Women in Germany may only have an abortion if they can prove that they sought pregnancy counselling by producing a certificate issued by one of 1,600 recognised pregnancy advice centres. The Catholic Church runs 270 of these centres and Catholic counsellors claim that 25 per cent of the women they see decide to continue their pregnancy to full term.
Conservatives Catholics have long complained that, by issuing certificates which allow women to have an abortion, the church-run advice centres are complicit in the death of the unborn. When the Pope expressed concern about the issue, the German bishops amended the certificate in June by adding the words "this certificate may not be used to procure an abortion".
The state continued to recognise the document, however, and after a meeting with four German bishops at his summer residence in Castelgandolfo on Wednesday, the Pope ordered them to stop issuing the certificate altogether.
The Pope's decision, which will be conveyed to the German Bishops' Conference in a letter to their autumn assembly next week, puts him in direct conflict with the majority of German bishops. It drew a scathing response from lay Catholics yesterday, who accused conservatives within the church of intriguing in Rome to wreck the bishops' compromise.
"We are not answerable in our conscience to the Holy Father but we stand with our conscience before God," said Mr Stefan Vesper, general secretary of the Central Committee of Catholics in Germany.
Many Catholics argue that, by withdrawing from the state-approved pregnancy advice system, the church is forfeiting its opportunity to persuade women to change their minds about having an abortion. Mr Vesper suggested that lay Catholics could set up their own advice centres and issue the certificates required for state recognition. "I can well imagine that prominent Catholics, both inside and outside the Central Committee, will set up an account for donations," he said.

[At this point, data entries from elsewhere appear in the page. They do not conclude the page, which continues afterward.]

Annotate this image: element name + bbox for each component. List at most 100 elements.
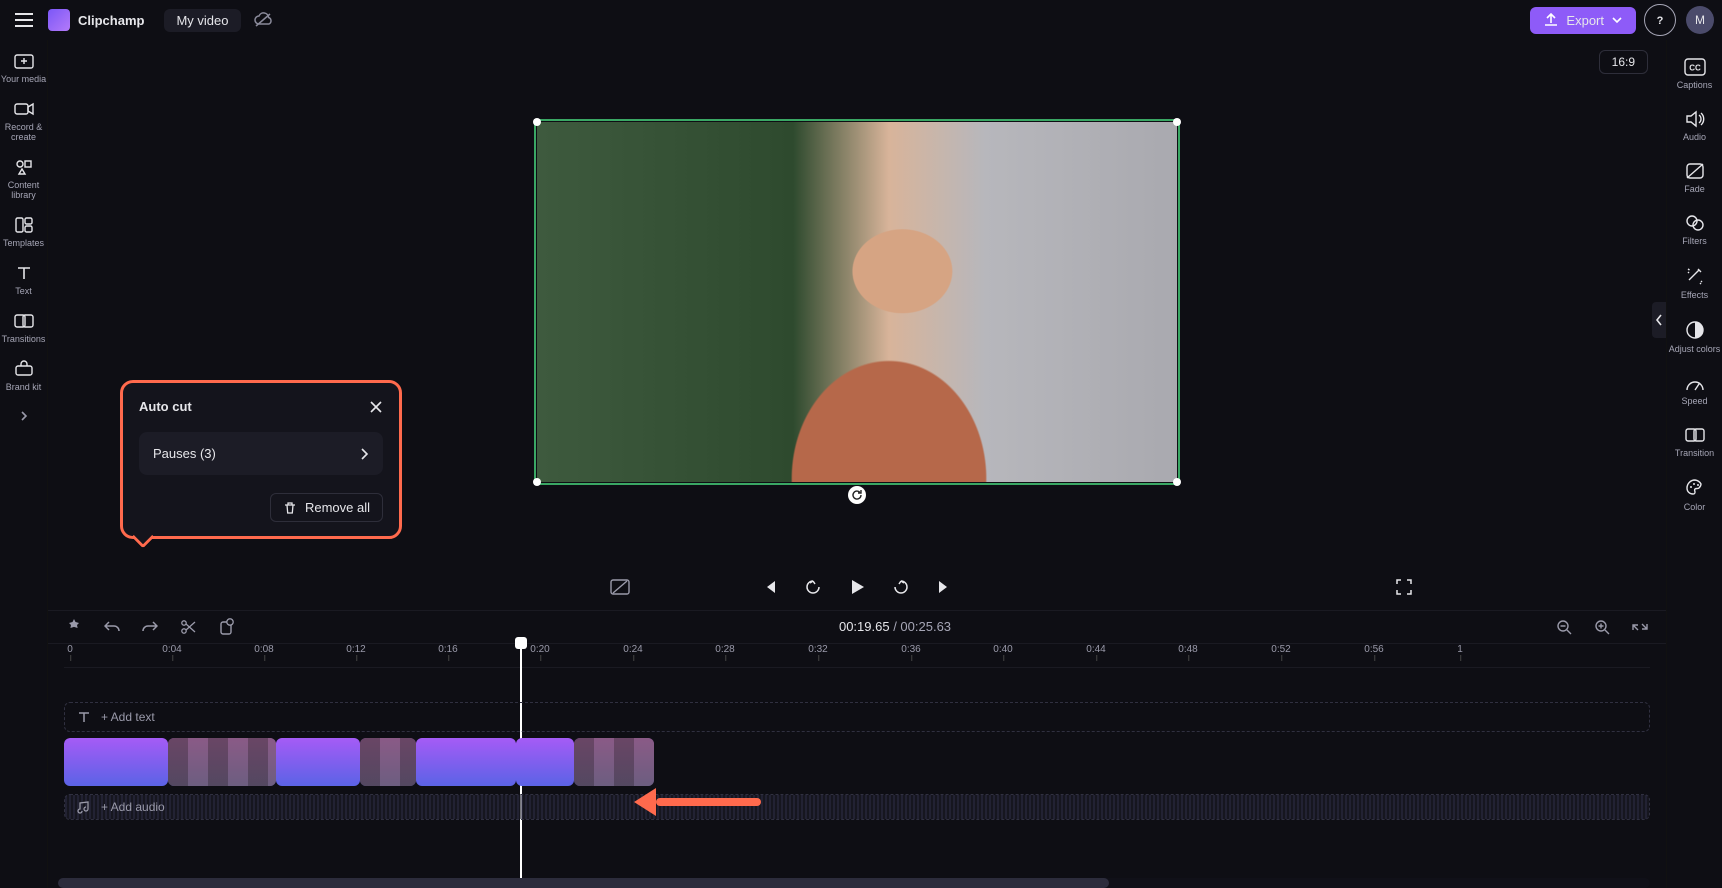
rail-fade[interactable]: Fade xyxy=(1667,154,1722,206)
timeline-ruler[interactable]: 00:040:080:120:160:200:240:280:320:360:4… xyxy=(64,644,1650,668)
seek-back-button[interactable] xyxy=(801,575,825,599)
rail-label: Your media xyxy=(1,74,46,84)
rail-captions[interactable]: CCCaptions xyxy=(1667,50,1722,102)
rail-transition[interactable]: Transition xyxy=(1667,418,1722,470)
add-audio-label: + Add audio xyxy=(101,800,165,814)
collapse-right-panel[interactable] xyxy=(1652,302,1666,338)
resize-handle-nw[interactable] xyxy=(533,118,541,126)
chevron-down-icon xyxy=(1612,15,1622,25)
rail-content-library[interactable]: Content library xyxy=(0,152,48,210)
help-button[interactable]: ? xyxy=(1644,4,1676,36)
export-label: Export xyxy=(1566,13,1604,28)
app-logo[interactable]: Clipchamp xyxy=(48,9,144,31)
rail-templates[interactable]: Templates xyxy=(0,210,48,258)
ai-tool-button[interactable] xyxy=(66,619,82,635)
autocut-close-icon[interactable] xyxy=(369,400,383,414)
ruler-tick: 0:24 xyxy=(623,644,642,655)
resize-handle-se[interactable] xyxy=(1173,478,1181,486)
svg-text:CC: CC xyxy=(1689,64,1701,73)
autocut-pauses-row[interactable]: Pauses (3) xyxy=(139,432,383,475)
preview-canvas[interactable] xyxy=(537,122,1177,482)
rail-transitions[interactable]: Transitions xyxy=(0,306,48,354)
video-clip[interactable] xyxy=(574,738,654,786)
rail-adjust-colors[interactable]: Adjust colors xyxy=(1667,312,1722,366)
account-avatar[interactable]: M xyxy=(1686,6,1714,34)
play-button[interactable] xyxy=(845,575,869,599)
hamburger-menu[interactable] xyxy=(8,4,40,36)
rail-label: Color xyxy=(1684,502,1706,512)
rotate-handle[interactable] xyxy=(848,486,866,504)
rail-speed[interactable]: Speed xyxy=(1667,366,1722,418)
clip-action-button[interactable] xyxy=(218,618,234,636)
timecode-display: 00:19.65 / 00:25.63 xyxy=(256,619,1534,635)
rail-record-create[interactable]: Record & create xyxy=(0,94,48,152)
rail-label: Effects xyxy=(1681,290,1708,300)
add-audio-lane[interactable]: + Add audio xyxy=(64,794,1650,820)
zoom-in-button[interactable] xyxy=(1594,619,1610,635)
seek-forward-button[interactable] xyxy=(889,575,913,599)
fit-timeline-button[interactable] xyxy=(1632,619,1648,635)
resize-handle-sw[interactable] xyxy=(533,478,541,486)
rail-label: Transition xyxy=(1675,448,1714,458)
ruler-tick: 0:20 xyxy=(530,644,549,655)
export-button[interactable]: Export xyxy=(1530,7,1636,34)
aspect-ratio-button[interactable]: 16:9 xyxy=(1599,50,1648,74)
fullscreen-button[interactable] xyxy=(1392,575,1416,599)
video-clip[interactable] xyxy=(516,738,574,786)
ruler-tick: 0:12 xyxy=(346,644,365,655)
rail-expand-toggle[interactable] xyxy=(14,406,34,426)
music-icon xyxy=(77,800,91,814)
rail-audio[interactable]: Audio xyxy=(1667,102,1722,154)
ruler-tick: 0:44 xyxy=(1086,644,1105,655)
add-text-lane[interactable]: + Add text xyxy=(64,702,1650,732)
undo-button[interactable] xyxy=(104,620,120,634)
chevron-right-icon xyxy=(359,448,369,460)
rail-effects[interactable]: Effects xyxy=(1667,258,1722,312)
rail-label: Filters xyxy=(1682,236,1707,246)
video-clip[interactable] xyxy=(276,738,360,786)
ruler-tick: 0:48 xyxy=(1178,644,1197,655)
ruler-tick: 0:04 xyxy=(162,644,181,655)
scrollbar-thumb[interactable] xyxy=(58,878,1109,888)
timeline-scrollbar[interactable] xyxy=(58,878,1650,888)
redo-button[interactable] xyxy=(142,620,158,634)
skip-start-button[interactable] xyxy=(757,575,781,599)
ruler-tick: 0:32 xyxy=(808,644,827,655)
rail-text[interactable]: Text xyxy=(0,258,48,306)
zoom-out-button[interactable] xyxy=(1556,619,1572,635)
rail-color[interactable]: Color xyxy=(1667,470,1722,524)
clipchamp-icon xyxy=(48,9,70,31)
rail-filters[interactable]: Filters xyxy=(1667,206,1722,258)
rail-label: Text xyxy=(15,286,32,296)
ruler-tick: 0:36 xyxy=(901,644,920,655)
autocut-popup: Auto cut Pauses (3) Remove all xyxy=(123,383,399,536)
trash-icon xyxy=(283,501,297,515)
add-text-label: + Add text xyxy=(101,710,155,724)
video-clip[interactable] xyxy=(416,738,516,786)
annotation-arrow xyxy=(642,788,761,816)
split-button[interactable] xyxy=(180,619,196,635)
video-clip[interactable] xyxy=(168,738,276,786)
rail-label: Brand kit xyxy=(6,382,42,392)
text-icon xyxy=(77,710,91,724)
rail-label: Record & create xyxy=(0,122,48,142)
autocut-remove-all-button[interactable]: Remove all xyxy=(270,493,383,522)
rail-label: Speed xyxy=(1681,396,1707,406)
ruler-tick: 0 xyxy=(67,644,73,655)
rail-your-media[interactable]: Your media xyxy=(0,46,48,94)
safe-zones-button[interactable] xyxy=(608,575,632,599)
ruler-tick: 0:56 xyxy=(1364,644,1383,655)
video-clip[interactable] xyxy=(64,738,168,786)
ruler-tick: 0:40 xyxy=(993,644,1012,655)
ruler-tick: 1 xyxy=(1457,644,1463,655)
rail-brand-kit[interactable]: Brand kit xyxy=(0,354,48,402)
resize-handle-ne[interactable] xyxy=(1173,118,1181,126)
rail-label: Transitions xyxy=(2,334,46,344)
skip-end-button[interactable] xyxy=(933,575,957,599)
video-track[interactable] xyxy=(64,738,1650,788)
ruler-tick: 0:08 xyxy=(254,644,273,655)
project-title[interactable]: My video xyxy=(164,9,240,32)
svg-text:?: ? xyxy=(1657,15,1664,27)
video-clip[interactable] xyxy=(360,738,416,786)
sync-status-icon[interactable] xyxy=(253,12,273,28)
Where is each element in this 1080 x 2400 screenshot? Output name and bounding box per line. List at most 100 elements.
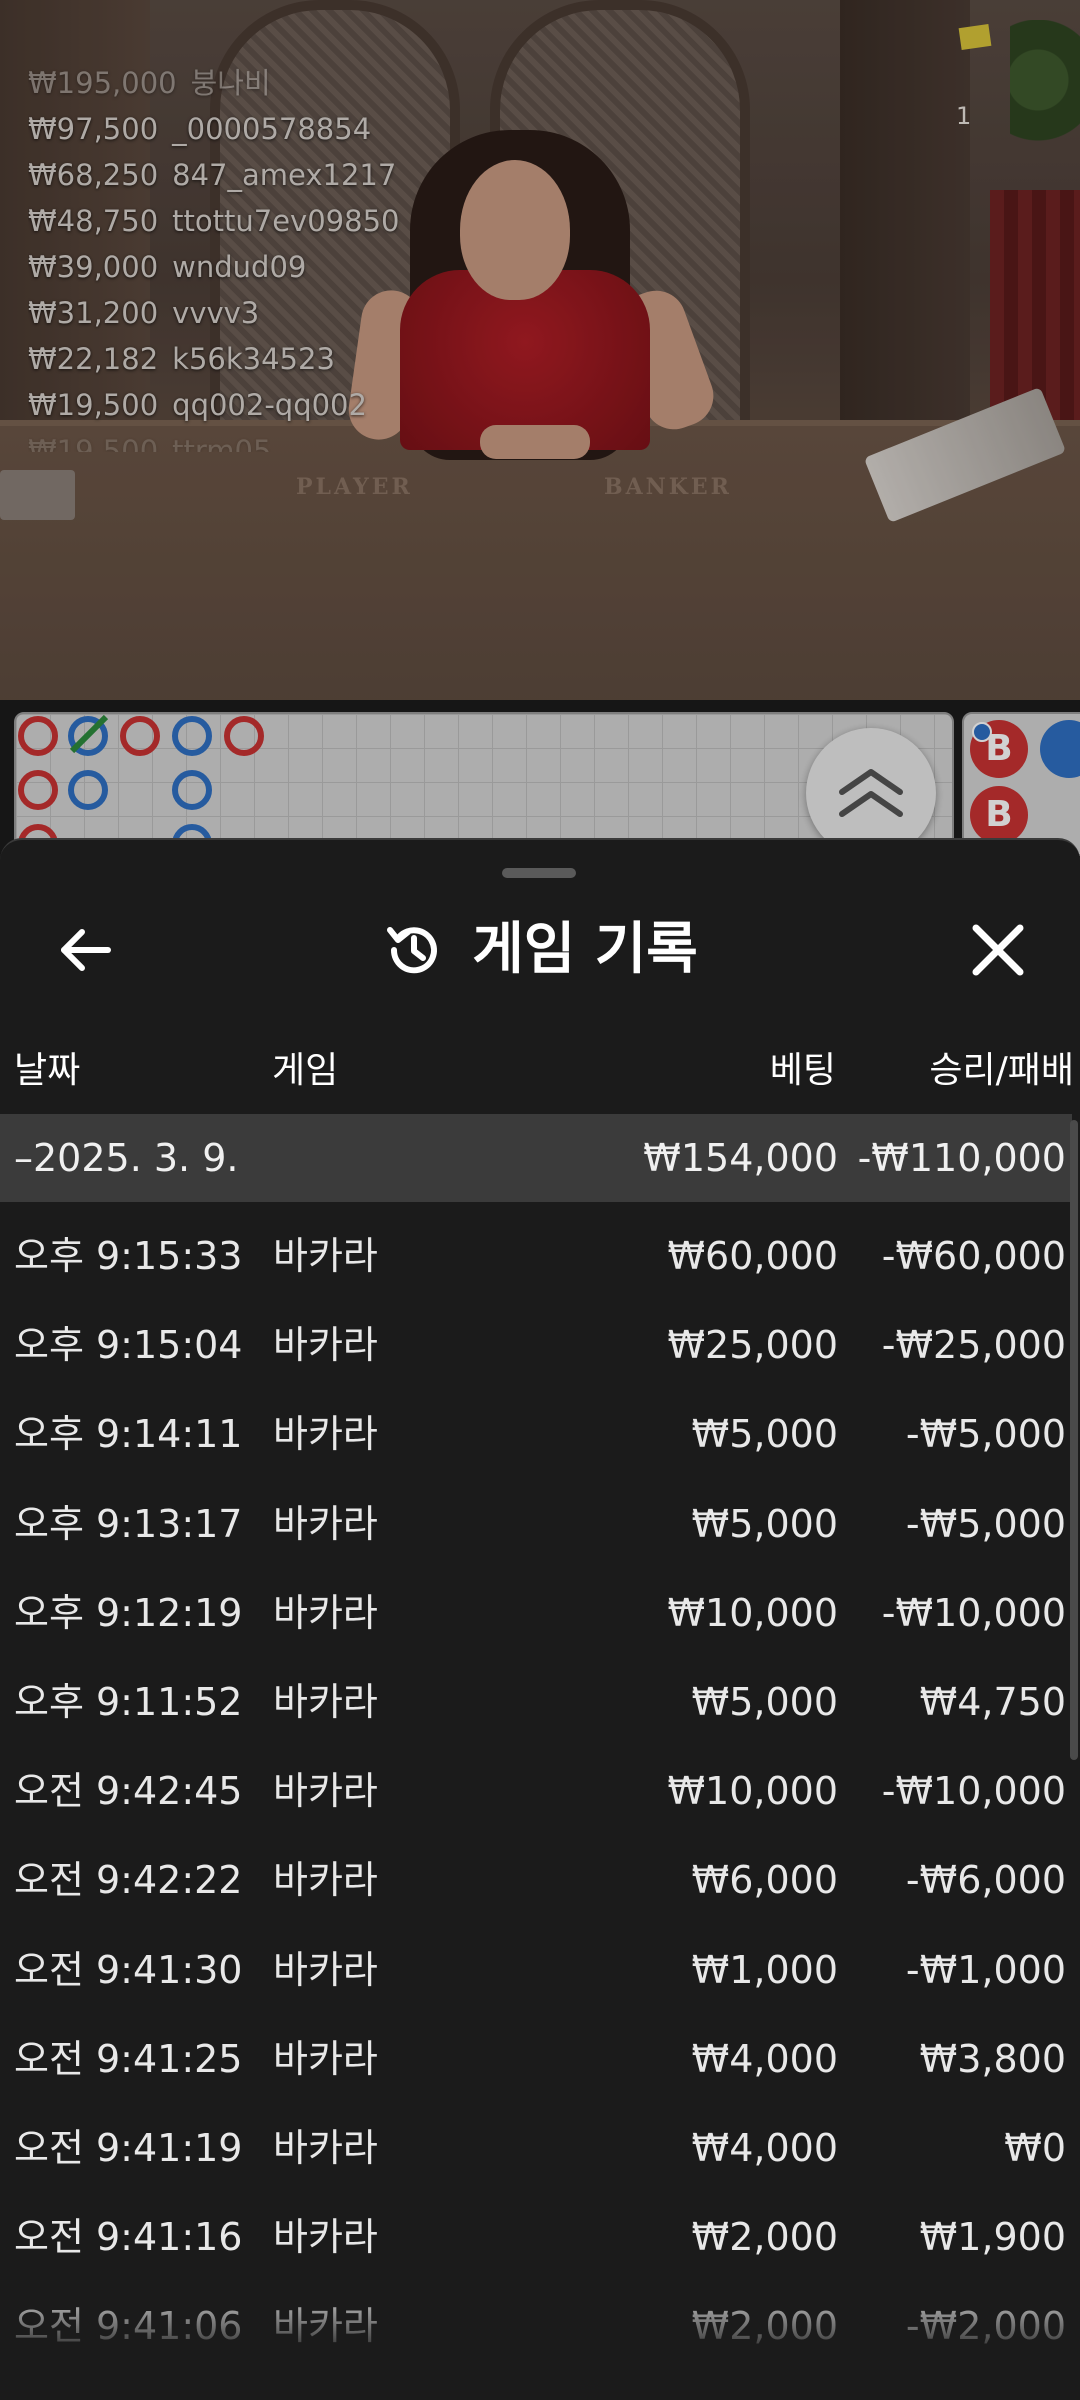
row-bet: ₩2,000 xyxy=(691,2304,838,2349)
history-row[interactable]: 오전 9:41:30 바카라 ₩1,000 -₩1,000 xyxy=(0,1926,1072,2015)
felt-banker-label: BANKER xyxy=(604,474,732,500)
row-time: 오후 9:11:52 xyxy=(14,1679,243,1724)
banker-ring xyxy=(120,716,160,756)
sheet-header: 게임 기록 xyxy=(0,890,1080,1010)
winner-name: ttrm05 xyxy=(172,434,272,452)
row-game: 바카라 xyxy=(273,1947,378,1992)
winner-amount: ₩39,000 xyxy=(28,250,159,284)
row-time: 오후 9:12:19 xyxy=(14,1590,243,1635)
day-date: –2025. 3. 9. xyxy=(14,1136,239,1180)
column-header-bet: 베팅 xyxy=(769,1050,836,1091)
player-pair-dot xyxy=(972,722,992,742)
history-row[interactable]: 오후 9:14:11 바카라 ₩5,000 -₩5,000 xyxy=(0,1390,1072,1479)
history-row[interactable]: 오전 9:41:16 바카라 ₩2,000 ₩1,900 xyxy=(0,2193,1072,2282)
row-game: 바카라 xyxy=(273,1234,378,1278)
winners-list: ₩195,000 붕나비 ₩97,500 _0000578854 ₩68,250 847_… xyxy=(28,60,468,452)
player-ring xyxy=(172,716,212,756)
history-row[interactable]: 오전 9:41:25 바카라 ₩4,000 ₩3,800 xyxy=(0,2015,1072,2104)
row-win-loss: -₩5,000 xyxy=(905,1412,1066,1457)
history-row[interactable]: 오후 9:11:52 바카라 ₩5,000 ₩4,750 xyxy=(0,1658,1072,1747)
column-header-game: 게임 xyxy=(272,1050,339,1091)
winner-entry: ₩195,000 붕나비 xyxy=(28,60,468,106)
winner-amount: ₩68,250 xyxy=(28,158,159,192)
winner-amount: ₩48,750 xyxy=(28,204,159,238)
chevron-double-up-icon xyxy=(839,769,903,817)
card-box xyxy=(0,470,75,520)
row-bet: ₩4,000 xyxy=(691,2036,838,2081)
row-bet: ₩10,000 xyxy=(667,1769,838,1814)
live-video: PLAYER BANKER 1 ₩195,000 붕나비 ₩97,500 _00005… xyxy=(0,0,1080,700)
close-icon xyxy=(972,924,1024,976)
row-game: 바카라 xyxy=(273,2215,378,2260)
round-number: 1 xyxy=(956,102,972,130)
row-bet: ₩5,000 xyxy=(691,1679,838,1724)
player-ring xyxy=(68,770,108,810)
winner-entry: ₩19,500 ttrm05 xyxy=(28,428,468,452)
row-time: 오전 9:41:30 xyxy=(14,1947,243,1992)
row-time: 오전 9:41:06 xyxy=(14,2304,243,2349)
row-game: 바카라 xyxy=(273,2304,378,2349)
winner-name: qq002-qq002 xyxy=(172,388,367,422)
history-list: 오후 9:15:33 바카라 ₩60,000 -₩60,000 오후 9:15:04 바카… xyxy=(0,1212,1072,2371)
row-win-loss: -₩25,000 xyxy=(881,1323,1066,1368)
winner-name: k56k34523 xyxy=(172,342,335,376)
row-bet: ₩6,000 xyxy=(691,1858,838,1903)
felt-player-label: PLAYER xyxy=(296,474,413,500)
row-win-loss: -₩5,000 xyxy=(905,1501,1066,1546)
row-game: 바카라 xyxy=(273,1323,378,1368)
row-win-loss: -₩1,000 xyxy=(905,1947,1066,1992)
row-time: 오전 9:42:22 xyxy=(14,1858,243,1903)
winner-name: ttottu7ev09850 xyxy=(172,204,400,238)
sheet-title: 게임 기록 xyxy=(472,917,698,982)
row-time: 오전 9:42:45 xyxy=(14,1769,243,1814)
row-game: 바카라 xyxy=(273,1679,378,1724)
close-button[interactable] xyxy=(962,914,1034,986)
winner-name: _0000578854 xyxy=(172,112,372,146)
day-summary-row[interactable]: –2025. 3. 9. ₩154,000 -₩110,000 xyxy=(0,1114,1072,1202)
sheet-drag-handle[interactable] xyxy=(502,868,576,878)
winner-entry: ₩22,182 k56k34523 xyxy=(28,336,468,382)
player-bead xyxy=(1040,720,1080,778)
row-win-loss: -₩10,000 xyxy=(881,1590,1066,1635)
history-row[interactable]: 오전 9:42:45 바카라 ₩10,000 -₩10,000 xyxy=(0,1747,1072,1836)
history-row[interactable]: 오후 9:13:17 바카라 ₩5,000 -₩5,000 xyxy=(0,1480,1072,1569)
big-road[interactable]: B B xyxy=(962,712,1080,856)
scrollbar[interactable] xyxy=(1070,1120,1078,1760)
row-win-loss: -₩2,000 xyxy=(905,2304,1066,2349)
winner-amount: ₩19,500 xyxy=(28,434,159,452)
winner-entry: ₩97,500 _0000578854 xyxy=(28,106,468,152)
history-row[interactable]: 오후 9:15:04 바카라 ₩25,000 -₩25,000 xyxy=(0,1301,1072,1390)
history-row[interactable]: 오전 9:41:06 바카라 ₩2,000 -₩2,000 xyxy=(0,2282,1072,2371)
row-bet: ₩4,000 xyxy=(691,2125,838,2170)
history-icon xyxy=(387,927,438,974)
row-time: 오후 9:13:17 xyxy=(14,1501,243,1546)
banker-bead: B xyxy=(970,786,1028,844)
winner-entry: ₩31,200 vvvv3 xyxy=(28,290,468,336)
history-row[interactable]: 오후 9:12:19 바카라 ₩10,000 -₩10,000 xyxy=(0,1569,1072,1658)
row-game: 바카라 xyxy=(273,1412,378,1457)
row-bet: ₩1,000 xyxy=(691,1947,838,1992)
column-header-win-loss: 승리/패배 xyxy=(929,1050,1074,1091)
banker-bead: B xyxy=(970,720,1028,778)
row-game: 바카라 xyxy=(273,1858,378,1903)
winner-name: wndud09 xyxy=(172,250,307,284)
winner-name: 847_amex1217 xyxy=(172,158,397,192)
row-game: 바카라 xyxy=(273,1501,378,1546)
app-screen: PLAYER BANKER 1 ₩195,000 붕나비 ₩97,500 _00005… xyxy=(0,0,1080,2400)
row-bet: ₩10,000 xyxy=(667,1590,838,1635)
history-row[interactable]: 오전 9:42:22 바카라 ₩6,000 -₩6,000 xyxy=(0,1836,1072,1925)
row-bet: ₩2,000 xyxy=(691,2215,838,2260)
row-time: 오후 9:15:33 xyxy=(14,1234,243,1278)
row-bet: ₩5,000 xyxy=(691,1501,838,1546)
day-total-bet: ₩154,000 xyxy=(643,1136,838,1180)
column-header-date: 날짜 xyxy=(14,1050,81,1091)
row-win-loss: -₩10,000 xyxy=(881,1769,1066,1814)
history-row[interactable]: 오후 9:15:33 바카라 ₩60,000 -₩60,000 xyxy=(0,1212,1072,1301)
row-game: 바카라 xyxy=(273,2125,378,2170)
row-win-loss: ₩0 xyxy=(1004,2125,1066,2170)
row-win-loss: ₩3,800 xyxy=(919,2036,1066,2081)
day-total-win-loss: -₩110,000 xyxy=(857,1136,1066,1180)
winner-entry: ₩68,250 847_amex1217 xyxy=(28,152,468,198)
history-row[interactable]: 오전 9:41:19 바카라 ₩4,000 ₩0 xyxy=(0,2104,1072,2193)
game-history-sheet: 게임 기록 날짜 게임 베팅 승리/패배 –2025. 3. 9. ₩154,0… xyxy=(0,838,1080,2400)
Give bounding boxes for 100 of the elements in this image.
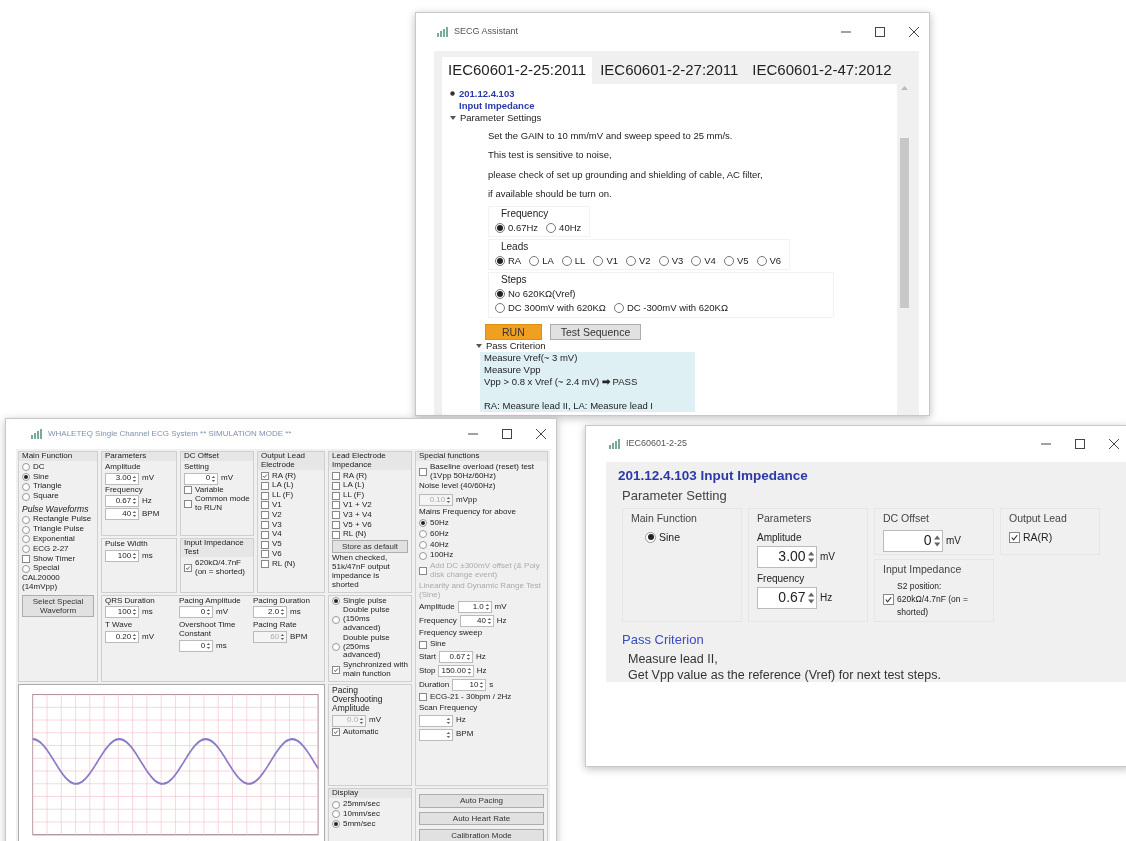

The government has warned bishops that all state funding for Catholic pregnancy advice centres will be withdrawn if the church refuses to issue counselling certificates. The controversy could also damage co-operation between the church and the state in other areas, such as health, education and social services. The church affairs spokeswoman of the Greens, Ms Christa Nickels, said that the Pope's decision meant that the church was no longer "a dependable partner" for the state.